I work until I reach a goal or hit a wall and then take a short break by
opening up some News or Facebook and read a bit to give my head a rest, and
then either get back to where I was stuck or move on to the next step in what
I'm working on.

I don't stress out over not being able to solve a problem on the first shot.
If I need to look for an answer to a question or solution to a problem I don't
sit there and try to figure it out on my own, I start poking around
Stackoverflow or do some searching for what I need to know first.

I almost always find what I need, and in those rare cases I cannot I will ask
a question wherever it's most appropriate and generally someone points me in
the direction I need to go. In the meantime I'll choose something else I need
to work on, generally something I know I can easily make some progress on.

I've found there is almost nothing I need to do that hasn't been done and
documented somewhere and it's a waste of time to try and "resolve" things that
already have a solid solution and I learn something every time I do that.

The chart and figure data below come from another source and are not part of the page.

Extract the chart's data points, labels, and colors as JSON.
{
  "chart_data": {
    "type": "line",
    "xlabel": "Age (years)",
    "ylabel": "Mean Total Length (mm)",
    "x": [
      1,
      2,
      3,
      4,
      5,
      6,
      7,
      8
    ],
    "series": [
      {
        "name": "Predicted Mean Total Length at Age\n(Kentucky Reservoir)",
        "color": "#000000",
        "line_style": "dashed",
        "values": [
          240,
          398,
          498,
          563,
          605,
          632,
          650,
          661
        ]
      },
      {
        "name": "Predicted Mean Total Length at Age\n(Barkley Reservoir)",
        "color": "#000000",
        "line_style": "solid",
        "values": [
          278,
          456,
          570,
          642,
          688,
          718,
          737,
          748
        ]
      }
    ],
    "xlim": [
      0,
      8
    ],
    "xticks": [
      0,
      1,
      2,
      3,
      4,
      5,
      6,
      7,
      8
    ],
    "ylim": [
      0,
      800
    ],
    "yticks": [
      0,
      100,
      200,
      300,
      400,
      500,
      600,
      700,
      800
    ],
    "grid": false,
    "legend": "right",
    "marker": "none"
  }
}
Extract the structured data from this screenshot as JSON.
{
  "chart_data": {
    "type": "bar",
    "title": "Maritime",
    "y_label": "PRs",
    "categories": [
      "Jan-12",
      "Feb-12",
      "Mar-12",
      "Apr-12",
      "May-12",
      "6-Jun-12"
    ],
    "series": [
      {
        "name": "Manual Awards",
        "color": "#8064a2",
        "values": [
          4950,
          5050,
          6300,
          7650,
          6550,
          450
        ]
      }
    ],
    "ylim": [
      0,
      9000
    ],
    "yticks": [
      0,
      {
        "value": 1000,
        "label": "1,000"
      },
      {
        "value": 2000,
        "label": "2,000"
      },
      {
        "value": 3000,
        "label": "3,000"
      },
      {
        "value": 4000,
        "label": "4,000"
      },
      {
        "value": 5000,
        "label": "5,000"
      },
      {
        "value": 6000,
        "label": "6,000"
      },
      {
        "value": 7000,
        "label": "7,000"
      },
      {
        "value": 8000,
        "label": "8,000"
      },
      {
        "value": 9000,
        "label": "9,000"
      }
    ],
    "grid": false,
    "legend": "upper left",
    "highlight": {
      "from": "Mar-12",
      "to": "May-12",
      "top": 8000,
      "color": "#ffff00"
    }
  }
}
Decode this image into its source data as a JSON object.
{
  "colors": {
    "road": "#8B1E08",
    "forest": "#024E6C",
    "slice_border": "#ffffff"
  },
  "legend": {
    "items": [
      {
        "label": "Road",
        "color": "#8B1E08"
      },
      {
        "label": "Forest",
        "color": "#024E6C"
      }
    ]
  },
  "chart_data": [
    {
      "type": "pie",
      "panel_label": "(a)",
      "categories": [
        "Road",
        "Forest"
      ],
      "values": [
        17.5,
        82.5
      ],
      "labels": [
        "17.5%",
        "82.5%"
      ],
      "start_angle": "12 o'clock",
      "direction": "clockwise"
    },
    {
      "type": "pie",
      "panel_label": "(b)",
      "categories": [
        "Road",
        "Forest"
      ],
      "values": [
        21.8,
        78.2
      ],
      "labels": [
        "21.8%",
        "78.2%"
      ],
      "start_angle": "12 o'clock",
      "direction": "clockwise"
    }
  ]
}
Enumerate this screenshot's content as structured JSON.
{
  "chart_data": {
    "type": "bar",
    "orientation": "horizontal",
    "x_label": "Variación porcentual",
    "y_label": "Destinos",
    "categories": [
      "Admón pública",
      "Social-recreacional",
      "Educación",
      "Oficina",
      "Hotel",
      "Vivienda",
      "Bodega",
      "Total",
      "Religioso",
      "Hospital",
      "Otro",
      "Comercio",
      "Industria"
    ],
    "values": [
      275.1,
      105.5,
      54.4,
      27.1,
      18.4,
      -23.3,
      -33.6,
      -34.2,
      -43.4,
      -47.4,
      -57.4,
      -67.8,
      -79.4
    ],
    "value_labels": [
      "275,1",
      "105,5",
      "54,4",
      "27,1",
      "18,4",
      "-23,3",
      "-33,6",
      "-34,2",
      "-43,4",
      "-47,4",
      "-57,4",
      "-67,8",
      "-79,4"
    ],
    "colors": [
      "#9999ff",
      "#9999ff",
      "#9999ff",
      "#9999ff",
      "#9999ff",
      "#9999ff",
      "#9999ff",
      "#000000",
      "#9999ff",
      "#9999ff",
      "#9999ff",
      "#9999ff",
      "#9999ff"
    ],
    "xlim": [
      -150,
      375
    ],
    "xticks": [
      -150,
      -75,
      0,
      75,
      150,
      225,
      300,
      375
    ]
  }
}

As long as I'm learning or making progress it's easy to stay focused and be
productive. Those short breaks I take when I hit a wall give me a chance to
come back to a problem and look at it with a fresh perspective. This way I
never feel like it's impossible to overcome, or, worse yet, I'm not up to the
challenge.

------
cimmanom
Are you talking about big picture focus (working on the right things)? Or
little picture focus (getting into a flow state so you can finish the task at
hand)?